The greatest misinformation in the climate change debate is that we currently know, or even can know, the future of a natural phenomenon as complex as climate change. University of Western Ontario professor Dr. Chris Essex, an expert in climate models, lays it out clearly: “Climate is one of the most challenging open problems in modern science. Some knowledgeable scientists believe that the climate problem can never be solved.”

Yet progressives often label Essex and other climate experts who hold similar points of view as ‘deniers,’ implying they are as misguided as those who deny the Holocaust. When it comes to climate change, tolerance of alternative perspectives, a much vaunted hallmark of liberalism, vanishes. They should welcome, not condemn, questioning of the status quo. Science advances through fearless investigation, not frightened acquiescence to fashionable thinking.

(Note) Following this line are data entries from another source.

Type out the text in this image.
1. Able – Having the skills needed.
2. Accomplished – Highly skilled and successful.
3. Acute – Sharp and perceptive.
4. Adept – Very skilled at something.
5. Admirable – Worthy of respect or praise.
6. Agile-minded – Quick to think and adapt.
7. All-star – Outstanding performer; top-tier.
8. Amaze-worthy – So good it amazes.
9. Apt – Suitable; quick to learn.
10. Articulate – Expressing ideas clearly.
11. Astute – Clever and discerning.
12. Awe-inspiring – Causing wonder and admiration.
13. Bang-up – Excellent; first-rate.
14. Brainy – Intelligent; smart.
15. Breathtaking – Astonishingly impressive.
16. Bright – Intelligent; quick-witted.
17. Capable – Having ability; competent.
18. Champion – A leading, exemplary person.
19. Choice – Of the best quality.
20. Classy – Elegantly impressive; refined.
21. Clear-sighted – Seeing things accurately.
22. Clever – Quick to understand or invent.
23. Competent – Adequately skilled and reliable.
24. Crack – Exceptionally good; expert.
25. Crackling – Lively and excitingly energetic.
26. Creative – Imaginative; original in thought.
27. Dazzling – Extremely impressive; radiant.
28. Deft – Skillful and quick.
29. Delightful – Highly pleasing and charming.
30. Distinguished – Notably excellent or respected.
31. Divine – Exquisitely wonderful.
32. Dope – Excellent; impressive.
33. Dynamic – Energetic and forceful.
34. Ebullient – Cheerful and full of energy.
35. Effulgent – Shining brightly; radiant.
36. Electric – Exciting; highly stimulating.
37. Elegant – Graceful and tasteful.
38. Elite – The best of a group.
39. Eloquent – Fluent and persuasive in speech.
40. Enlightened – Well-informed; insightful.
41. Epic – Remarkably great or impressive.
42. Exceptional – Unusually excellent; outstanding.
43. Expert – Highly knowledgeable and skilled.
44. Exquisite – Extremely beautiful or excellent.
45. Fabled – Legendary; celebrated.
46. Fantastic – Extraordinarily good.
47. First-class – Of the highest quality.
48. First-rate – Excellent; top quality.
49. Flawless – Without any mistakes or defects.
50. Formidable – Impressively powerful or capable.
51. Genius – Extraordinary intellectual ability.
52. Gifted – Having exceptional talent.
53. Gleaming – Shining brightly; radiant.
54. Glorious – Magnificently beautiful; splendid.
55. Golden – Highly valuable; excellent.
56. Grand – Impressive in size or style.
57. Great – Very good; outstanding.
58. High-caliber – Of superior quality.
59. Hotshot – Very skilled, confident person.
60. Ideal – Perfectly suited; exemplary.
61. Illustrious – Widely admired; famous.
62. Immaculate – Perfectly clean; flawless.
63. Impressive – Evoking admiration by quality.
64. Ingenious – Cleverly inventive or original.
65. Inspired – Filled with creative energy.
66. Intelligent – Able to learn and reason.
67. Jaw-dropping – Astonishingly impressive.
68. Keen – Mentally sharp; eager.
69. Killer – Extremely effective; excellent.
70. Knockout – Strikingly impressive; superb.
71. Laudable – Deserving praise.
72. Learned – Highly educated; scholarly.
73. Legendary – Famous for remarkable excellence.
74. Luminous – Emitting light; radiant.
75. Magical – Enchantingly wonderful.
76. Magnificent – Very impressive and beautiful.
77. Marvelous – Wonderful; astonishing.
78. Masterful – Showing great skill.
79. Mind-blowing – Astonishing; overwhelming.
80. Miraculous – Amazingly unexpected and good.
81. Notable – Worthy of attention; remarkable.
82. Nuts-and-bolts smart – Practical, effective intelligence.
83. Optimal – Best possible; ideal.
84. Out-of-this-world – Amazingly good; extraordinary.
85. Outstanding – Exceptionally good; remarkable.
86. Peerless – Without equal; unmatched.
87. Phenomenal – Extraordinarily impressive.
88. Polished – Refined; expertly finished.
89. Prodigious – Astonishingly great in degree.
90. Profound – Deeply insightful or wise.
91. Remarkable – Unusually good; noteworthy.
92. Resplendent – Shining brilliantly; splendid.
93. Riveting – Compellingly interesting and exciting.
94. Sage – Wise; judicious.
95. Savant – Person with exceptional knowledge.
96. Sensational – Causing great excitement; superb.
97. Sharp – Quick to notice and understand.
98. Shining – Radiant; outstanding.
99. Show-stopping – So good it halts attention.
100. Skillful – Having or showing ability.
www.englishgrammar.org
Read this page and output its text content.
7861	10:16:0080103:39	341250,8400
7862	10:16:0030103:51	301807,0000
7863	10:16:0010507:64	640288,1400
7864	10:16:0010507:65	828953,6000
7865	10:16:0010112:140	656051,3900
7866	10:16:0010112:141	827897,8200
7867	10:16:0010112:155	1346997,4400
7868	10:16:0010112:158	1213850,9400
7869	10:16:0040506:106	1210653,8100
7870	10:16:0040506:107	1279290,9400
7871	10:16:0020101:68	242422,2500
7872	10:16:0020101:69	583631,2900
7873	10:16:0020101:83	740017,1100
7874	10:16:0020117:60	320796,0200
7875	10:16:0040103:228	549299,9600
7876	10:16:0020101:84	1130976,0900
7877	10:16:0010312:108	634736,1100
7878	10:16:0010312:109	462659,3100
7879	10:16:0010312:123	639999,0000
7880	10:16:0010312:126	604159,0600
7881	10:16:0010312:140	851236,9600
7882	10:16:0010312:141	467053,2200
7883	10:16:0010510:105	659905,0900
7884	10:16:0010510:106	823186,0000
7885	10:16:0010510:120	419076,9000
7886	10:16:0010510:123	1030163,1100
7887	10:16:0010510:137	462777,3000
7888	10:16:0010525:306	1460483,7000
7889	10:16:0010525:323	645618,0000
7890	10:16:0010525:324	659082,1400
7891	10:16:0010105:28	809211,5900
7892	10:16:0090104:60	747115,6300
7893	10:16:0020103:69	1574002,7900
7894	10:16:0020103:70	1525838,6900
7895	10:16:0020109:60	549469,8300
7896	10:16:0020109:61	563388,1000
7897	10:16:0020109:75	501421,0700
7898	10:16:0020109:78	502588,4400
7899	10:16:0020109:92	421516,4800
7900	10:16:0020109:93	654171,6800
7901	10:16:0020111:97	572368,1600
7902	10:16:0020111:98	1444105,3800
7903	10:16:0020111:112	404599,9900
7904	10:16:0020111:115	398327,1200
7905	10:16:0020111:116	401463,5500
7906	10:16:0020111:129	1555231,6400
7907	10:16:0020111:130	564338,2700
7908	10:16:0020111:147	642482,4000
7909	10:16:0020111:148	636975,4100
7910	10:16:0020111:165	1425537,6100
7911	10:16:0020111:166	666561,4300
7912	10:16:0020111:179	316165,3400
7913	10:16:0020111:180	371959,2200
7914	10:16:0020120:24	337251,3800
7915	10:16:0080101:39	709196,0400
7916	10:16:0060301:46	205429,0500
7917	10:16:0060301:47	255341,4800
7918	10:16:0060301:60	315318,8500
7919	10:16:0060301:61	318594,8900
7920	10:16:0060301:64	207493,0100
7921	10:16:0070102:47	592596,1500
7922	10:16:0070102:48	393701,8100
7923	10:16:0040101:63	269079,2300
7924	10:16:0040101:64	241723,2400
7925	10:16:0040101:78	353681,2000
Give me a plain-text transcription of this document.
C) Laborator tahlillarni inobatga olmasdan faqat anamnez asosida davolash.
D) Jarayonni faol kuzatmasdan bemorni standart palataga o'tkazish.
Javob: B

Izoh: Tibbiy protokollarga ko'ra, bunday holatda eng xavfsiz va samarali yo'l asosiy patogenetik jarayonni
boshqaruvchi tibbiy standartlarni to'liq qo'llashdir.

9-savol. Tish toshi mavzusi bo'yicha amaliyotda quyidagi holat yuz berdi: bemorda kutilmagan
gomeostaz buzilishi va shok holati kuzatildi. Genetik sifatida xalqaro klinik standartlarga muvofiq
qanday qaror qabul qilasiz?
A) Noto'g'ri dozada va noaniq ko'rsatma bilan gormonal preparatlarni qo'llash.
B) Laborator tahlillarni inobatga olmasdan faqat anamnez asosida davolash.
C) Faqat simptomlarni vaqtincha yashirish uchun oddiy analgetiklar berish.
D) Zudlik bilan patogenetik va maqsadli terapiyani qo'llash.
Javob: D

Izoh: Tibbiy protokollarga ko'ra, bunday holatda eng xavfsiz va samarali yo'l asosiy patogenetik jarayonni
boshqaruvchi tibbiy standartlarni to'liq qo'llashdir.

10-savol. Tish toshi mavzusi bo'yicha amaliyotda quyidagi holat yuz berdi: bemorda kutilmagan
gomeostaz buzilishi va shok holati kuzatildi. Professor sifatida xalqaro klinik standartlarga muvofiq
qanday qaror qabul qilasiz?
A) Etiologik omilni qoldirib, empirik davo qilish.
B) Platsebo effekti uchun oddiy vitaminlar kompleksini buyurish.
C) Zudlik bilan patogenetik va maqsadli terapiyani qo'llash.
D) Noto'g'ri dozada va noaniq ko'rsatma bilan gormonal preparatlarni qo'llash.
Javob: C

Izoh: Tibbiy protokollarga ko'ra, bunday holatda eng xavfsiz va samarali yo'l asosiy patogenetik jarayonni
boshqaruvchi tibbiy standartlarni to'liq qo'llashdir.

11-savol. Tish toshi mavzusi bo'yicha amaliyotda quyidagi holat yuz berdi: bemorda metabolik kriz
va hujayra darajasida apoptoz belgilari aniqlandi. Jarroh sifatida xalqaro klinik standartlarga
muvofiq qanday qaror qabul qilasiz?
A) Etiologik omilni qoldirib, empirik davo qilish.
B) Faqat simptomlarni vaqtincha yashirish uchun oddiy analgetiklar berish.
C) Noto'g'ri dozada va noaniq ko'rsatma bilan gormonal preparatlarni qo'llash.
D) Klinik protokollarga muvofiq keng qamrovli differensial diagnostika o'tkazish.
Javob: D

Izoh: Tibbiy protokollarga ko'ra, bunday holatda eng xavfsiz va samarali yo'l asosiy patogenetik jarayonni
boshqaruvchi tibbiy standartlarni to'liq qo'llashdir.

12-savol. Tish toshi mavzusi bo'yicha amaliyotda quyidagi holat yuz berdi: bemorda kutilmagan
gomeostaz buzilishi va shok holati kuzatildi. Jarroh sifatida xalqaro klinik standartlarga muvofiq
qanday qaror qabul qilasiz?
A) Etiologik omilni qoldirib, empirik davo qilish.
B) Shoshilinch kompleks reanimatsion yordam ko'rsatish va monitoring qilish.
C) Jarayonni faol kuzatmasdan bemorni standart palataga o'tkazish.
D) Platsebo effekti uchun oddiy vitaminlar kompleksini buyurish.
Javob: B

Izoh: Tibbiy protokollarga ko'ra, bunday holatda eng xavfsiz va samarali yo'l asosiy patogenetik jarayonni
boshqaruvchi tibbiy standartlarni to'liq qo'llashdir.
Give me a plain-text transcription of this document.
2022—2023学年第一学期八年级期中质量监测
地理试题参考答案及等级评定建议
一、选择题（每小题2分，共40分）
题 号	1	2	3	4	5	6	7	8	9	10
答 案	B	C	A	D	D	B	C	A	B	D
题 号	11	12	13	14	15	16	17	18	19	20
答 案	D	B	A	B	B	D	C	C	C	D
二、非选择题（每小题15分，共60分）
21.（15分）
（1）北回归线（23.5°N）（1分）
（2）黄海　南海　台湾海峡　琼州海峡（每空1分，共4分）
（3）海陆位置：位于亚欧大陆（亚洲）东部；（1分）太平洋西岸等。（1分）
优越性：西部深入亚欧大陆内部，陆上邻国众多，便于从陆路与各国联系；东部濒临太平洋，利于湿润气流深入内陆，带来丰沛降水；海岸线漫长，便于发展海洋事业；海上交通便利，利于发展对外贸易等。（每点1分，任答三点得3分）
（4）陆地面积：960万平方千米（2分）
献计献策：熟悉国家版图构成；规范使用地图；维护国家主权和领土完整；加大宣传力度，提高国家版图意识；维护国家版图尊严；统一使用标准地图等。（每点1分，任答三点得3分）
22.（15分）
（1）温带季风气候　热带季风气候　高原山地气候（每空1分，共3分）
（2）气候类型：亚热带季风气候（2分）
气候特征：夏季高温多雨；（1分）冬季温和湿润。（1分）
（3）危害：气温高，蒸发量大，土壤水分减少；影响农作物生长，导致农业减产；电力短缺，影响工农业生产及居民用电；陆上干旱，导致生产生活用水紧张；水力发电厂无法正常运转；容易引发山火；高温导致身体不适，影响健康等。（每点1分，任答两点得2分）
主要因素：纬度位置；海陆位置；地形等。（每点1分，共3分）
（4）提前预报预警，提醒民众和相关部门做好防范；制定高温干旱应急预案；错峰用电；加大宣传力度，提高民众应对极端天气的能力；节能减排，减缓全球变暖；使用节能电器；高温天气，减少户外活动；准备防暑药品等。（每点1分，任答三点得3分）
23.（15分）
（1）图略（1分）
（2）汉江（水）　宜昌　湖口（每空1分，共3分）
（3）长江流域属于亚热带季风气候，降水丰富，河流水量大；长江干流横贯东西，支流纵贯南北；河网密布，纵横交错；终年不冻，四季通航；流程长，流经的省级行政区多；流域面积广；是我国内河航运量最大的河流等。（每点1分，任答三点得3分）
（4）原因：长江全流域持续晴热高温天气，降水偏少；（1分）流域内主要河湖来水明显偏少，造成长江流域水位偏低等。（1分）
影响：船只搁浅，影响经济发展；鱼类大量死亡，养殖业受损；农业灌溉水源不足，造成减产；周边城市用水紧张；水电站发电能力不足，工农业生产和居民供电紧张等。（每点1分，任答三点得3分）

Albert Einstein once said, “Whoever undertakes to set himself up as a judge of truth and knowledge is shipwrecked by the laughter of the gods.” It might be humorous to the gods, but when eco-activists succeed in convincing elected officials to try to criminalize free speech and open scientific enquiry, everyone—left, right and center—must object vigorously.

Totalitarianism, not freedom, dominated most of human history. It will dominate our future too if we let eco-extremists have their way.

Tom Harris is executive director of the Ottawa, Canada-based International Climate Science Coalition (www.ClimateScienceInternational.org).